By Dion J. Pierre, The Algemeiner
Jews in Quebec, Canada are feeling the sting of discrimination in the province, a new survey by the Association for Canadian Studies (ACS) has found.
ACS issued the survey to assess how religious minorities have been affected by Quebec’s 2019 “secular law” which attempts to remove religious influence from broad swaths of Canadian society.
The law, known as Bill 21, is meant to “confirm the province’s secular status,” and also prohibits the wearing of religious symbols by civil service employees in positions of authority and by teachers in the public sector. Canadian human rights groups have criticized the it for being unlike any in North America.
“Jews in Quebec feel less accepted and less hopeful for the future of the next generation than they did 3 years ago,” ACS found. “Several respondents alluded to being subjected to long-standing antisemitic tropes.”
50% of Jewish men and women surveyed reported feeling compelled to mask their Jewishness, the group continued. 33% of Jewish women and 40% of Jewish men said they have heard bigoted comments about Jews.
Others reported being mistreated by their superiors at work.
“I was asked to remove my kippah by my employer while working as a multifaith chaplaincy student,” one respondent told ACS. Another said, “I was not offered a job because there was concern over my being absent during the first month of school due to religious holidays.”
Open hatred and hate crimes are a persistent problem too, with 50% of Jewish men, more than 10% of those in other groups, experiencing exposure to them.
In one incident, a refusal to lend someone money led to being “called a f*** Jew.” In another, a Jew was “verbally assaulted in the bus for discussing a religious holiday with a friend.”
The hostile climate is causing Jews to withdraw from political and social life, ACS said. 38.5% of Jewish women said they are less willing to engage with the wider society than they were three years ago, when Bill 21 was passed, and nearly 60% of both Jewish men and women said they no longer feel like “full-fledged” members of Quebec society.
Muslim and Sikh’s reported similar sentiments, leading ACS to conclude that “for most of the minority religious community members surveyed, life in Quebec since law 21 was enacted is significantly less peaceful and less harmonious.”
In May, the National Assembly passed “Bill 96, An Act respecting French, the official and common language of Québec,” declaring “that the only official language of Quebec is French” and mandating that workers in civil administration, education, healthcare, and justice, use only French to conduct official business.
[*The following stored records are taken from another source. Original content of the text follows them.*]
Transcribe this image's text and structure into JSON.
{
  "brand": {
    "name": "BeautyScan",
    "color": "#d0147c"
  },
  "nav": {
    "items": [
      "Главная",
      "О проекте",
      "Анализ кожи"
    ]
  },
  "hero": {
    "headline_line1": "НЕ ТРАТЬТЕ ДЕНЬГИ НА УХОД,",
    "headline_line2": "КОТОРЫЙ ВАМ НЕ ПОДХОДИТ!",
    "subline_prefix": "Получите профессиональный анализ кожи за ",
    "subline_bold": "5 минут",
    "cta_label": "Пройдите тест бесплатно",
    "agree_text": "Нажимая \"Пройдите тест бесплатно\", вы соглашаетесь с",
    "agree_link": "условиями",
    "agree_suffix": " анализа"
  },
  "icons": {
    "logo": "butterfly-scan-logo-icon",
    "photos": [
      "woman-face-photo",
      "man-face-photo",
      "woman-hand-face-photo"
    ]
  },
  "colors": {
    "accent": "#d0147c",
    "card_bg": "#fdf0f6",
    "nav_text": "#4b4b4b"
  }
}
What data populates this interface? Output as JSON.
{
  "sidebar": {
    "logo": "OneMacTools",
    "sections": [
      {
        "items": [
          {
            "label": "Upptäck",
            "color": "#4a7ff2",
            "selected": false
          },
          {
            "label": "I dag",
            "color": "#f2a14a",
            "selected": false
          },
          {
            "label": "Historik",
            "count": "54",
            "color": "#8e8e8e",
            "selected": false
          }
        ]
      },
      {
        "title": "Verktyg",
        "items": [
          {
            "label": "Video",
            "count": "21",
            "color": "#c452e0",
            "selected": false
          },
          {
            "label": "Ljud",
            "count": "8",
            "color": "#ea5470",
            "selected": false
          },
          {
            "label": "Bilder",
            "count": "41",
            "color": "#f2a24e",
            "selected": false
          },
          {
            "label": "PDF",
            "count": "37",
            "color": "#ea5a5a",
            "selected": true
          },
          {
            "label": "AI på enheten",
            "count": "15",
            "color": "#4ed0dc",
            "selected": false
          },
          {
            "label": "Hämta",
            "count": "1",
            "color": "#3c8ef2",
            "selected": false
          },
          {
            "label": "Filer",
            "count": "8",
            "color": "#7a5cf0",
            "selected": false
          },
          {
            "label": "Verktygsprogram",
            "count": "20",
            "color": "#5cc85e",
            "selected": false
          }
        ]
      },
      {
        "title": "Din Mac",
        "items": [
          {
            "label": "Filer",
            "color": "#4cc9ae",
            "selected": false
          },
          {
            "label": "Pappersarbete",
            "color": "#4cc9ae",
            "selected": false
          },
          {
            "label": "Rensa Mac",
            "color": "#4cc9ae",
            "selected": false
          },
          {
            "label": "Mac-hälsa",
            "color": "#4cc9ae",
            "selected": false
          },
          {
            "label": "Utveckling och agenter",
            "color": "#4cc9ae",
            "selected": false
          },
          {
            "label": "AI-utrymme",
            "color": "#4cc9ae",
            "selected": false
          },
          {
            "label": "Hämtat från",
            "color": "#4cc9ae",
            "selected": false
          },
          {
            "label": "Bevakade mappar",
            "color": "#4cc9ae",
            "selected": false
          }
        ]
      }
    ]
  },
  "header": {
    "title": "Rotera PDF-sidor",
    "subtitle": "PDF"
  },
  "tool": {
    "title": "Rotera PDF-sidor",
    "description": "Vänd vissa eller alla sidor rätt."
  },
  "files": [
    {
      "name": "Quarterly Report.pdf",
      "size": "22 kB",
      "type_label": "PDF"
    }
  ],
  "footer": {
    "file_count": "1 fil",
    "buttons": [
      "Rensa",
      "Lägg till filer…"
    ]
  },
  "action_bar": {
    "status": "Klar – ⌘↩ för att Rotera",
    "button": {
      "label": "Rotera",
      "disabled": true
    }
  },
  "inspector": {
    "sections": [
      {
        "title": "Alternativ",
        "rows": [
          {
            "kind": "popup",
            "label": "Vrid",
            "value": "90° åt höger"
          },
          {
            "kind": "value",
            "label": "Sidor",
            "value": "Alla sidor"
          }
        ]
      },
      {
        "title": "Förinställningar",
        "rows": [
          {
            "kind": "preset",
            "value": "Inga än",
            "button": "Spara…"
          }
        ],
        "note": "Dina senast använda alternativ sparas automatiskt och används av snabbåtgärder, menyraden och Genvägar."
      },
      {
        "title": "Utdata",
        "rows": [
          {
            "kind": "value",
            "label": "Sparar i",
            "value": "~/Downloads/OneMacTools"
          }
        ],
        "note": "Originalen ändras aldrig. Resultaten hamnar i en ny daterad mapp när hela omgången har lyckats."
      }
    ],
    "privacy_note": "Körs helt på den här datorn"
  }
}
The law also limits the amount of non-French instruction public school students can receive and forbids employers from making fluency in a non-French language a job requirement.
Jewish leaders have noted that many Quebec Jews are immigrants who speak “neither French nor English” as a first language and that Bill 96 could prevent them from making and receiving counsel on critical health care decisions in the language they know best.
B’nai Brith Canada, a leading Canadian Jewish rights group, has said that such laws are driving Jews out of Quebec and into Toronto, pointing out that “no other jurisdiction in North America has a law like Bill 21 that so overtly discriminates against Jews and other religious minorities.”